Nonproliferation, for example, is far more difficult in the biological case. Biological agents are microscopic organisms that can be grown with equipment readily available all over the world -- although the resulting weapons have proved difficult for terrorists to master. Many of the organisms can be acquired during naturally occurring outbreaks. Controls remain valuable, but they will never play the central role that they do in nuclear security. And as biotechnology explodes in the coming decades, nonproliferation will face ever greater challenges.

Deterrence may likewise be of limited use in preventing attacks with biological weapons. While the use of battlefield biological weapons may be deterred by threats, biological terrorism could remain largely immune. The incubation times of most diseases -- for example, seven to 17 days for smallpox -- may lead terrorists to hope they can cover their tracks through covert releases of biological agents. Deterrence relies on the threat of punishment. An attacker who cannot be identified cannot be threatened.

When the Aum Shinrikyo cultists sprayed an anthrax organism in Tokyo -- they did so unsuccessfully several times before their deadly 1995 nerve-gas attack -- they made no announcements and the attacks went unnoticed. When followers of the Bhagwan Shree Rajneesh infected 750 Oregonians in 1984 with salmonella, it took over a year for the attack to be distinguished from a natural outbreak.

Rather than nonproliferation and deterrence, biological security must emphasize civil defense. Civil defense in the biological realm means improving the public health system. Most important, it requires improving disease surveillance. Unusual disease outbreaks must be recognized quickly, so that a rapid response is possible. Health care workers in clinics, hospitals and private practice must know how to identify such outbreaks and be ready and able to pass their information rapidly to city, state and national authorities.

This kind of preparedness would also help to prevent unintentional outbreaks of disease.

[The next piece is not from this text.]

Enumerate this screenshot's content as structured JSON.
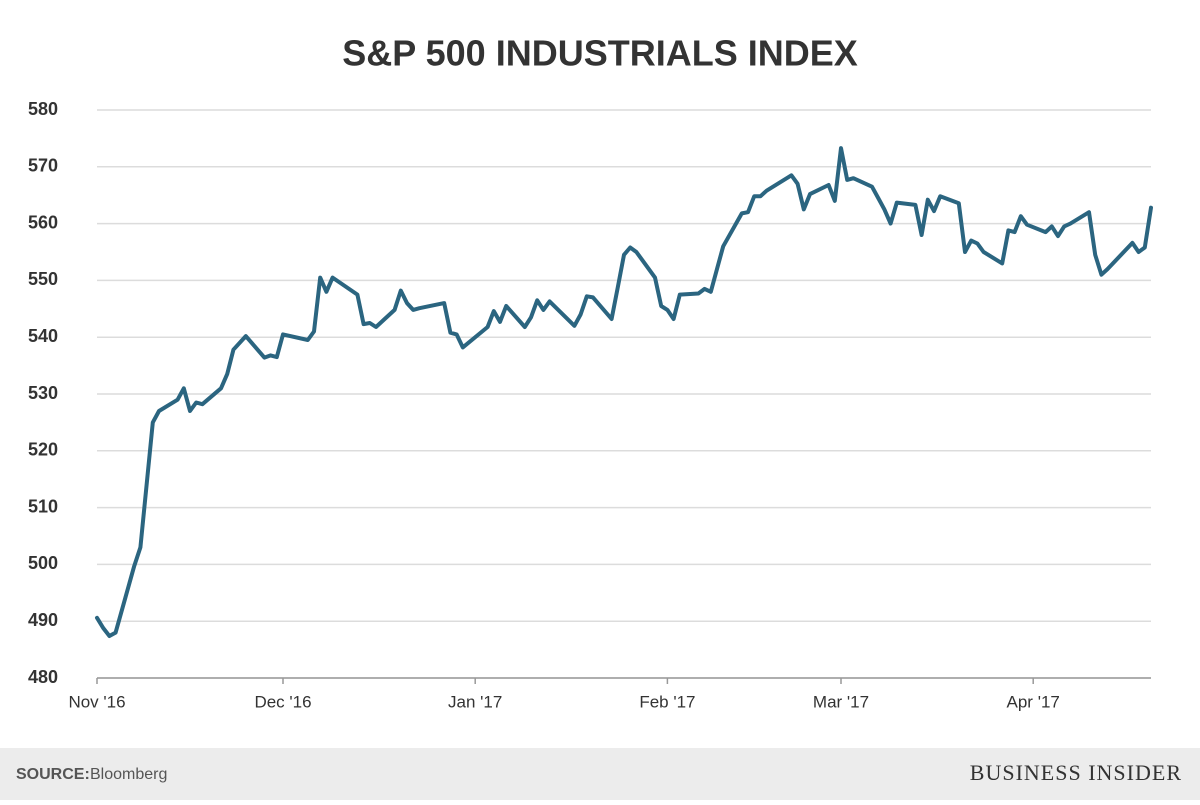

Because infected passengers can travel the world in less time than it takes for a disease to incubate, it is crucial, for the national interest as well as for humanitarian reasons, to improve disease surveillance overseas. The United States welcomes 50 million visitors every year and imports $40 billion worth of food. Disease cannot be stopped at the border. The United States must act internationally as well as nationally.

Because biological security would offer protection against both natural and nefarious transmission of disease, a sound policy would directly benefit society even if no attack ever happened. Effective biological security requires that we fit the cure to the disease.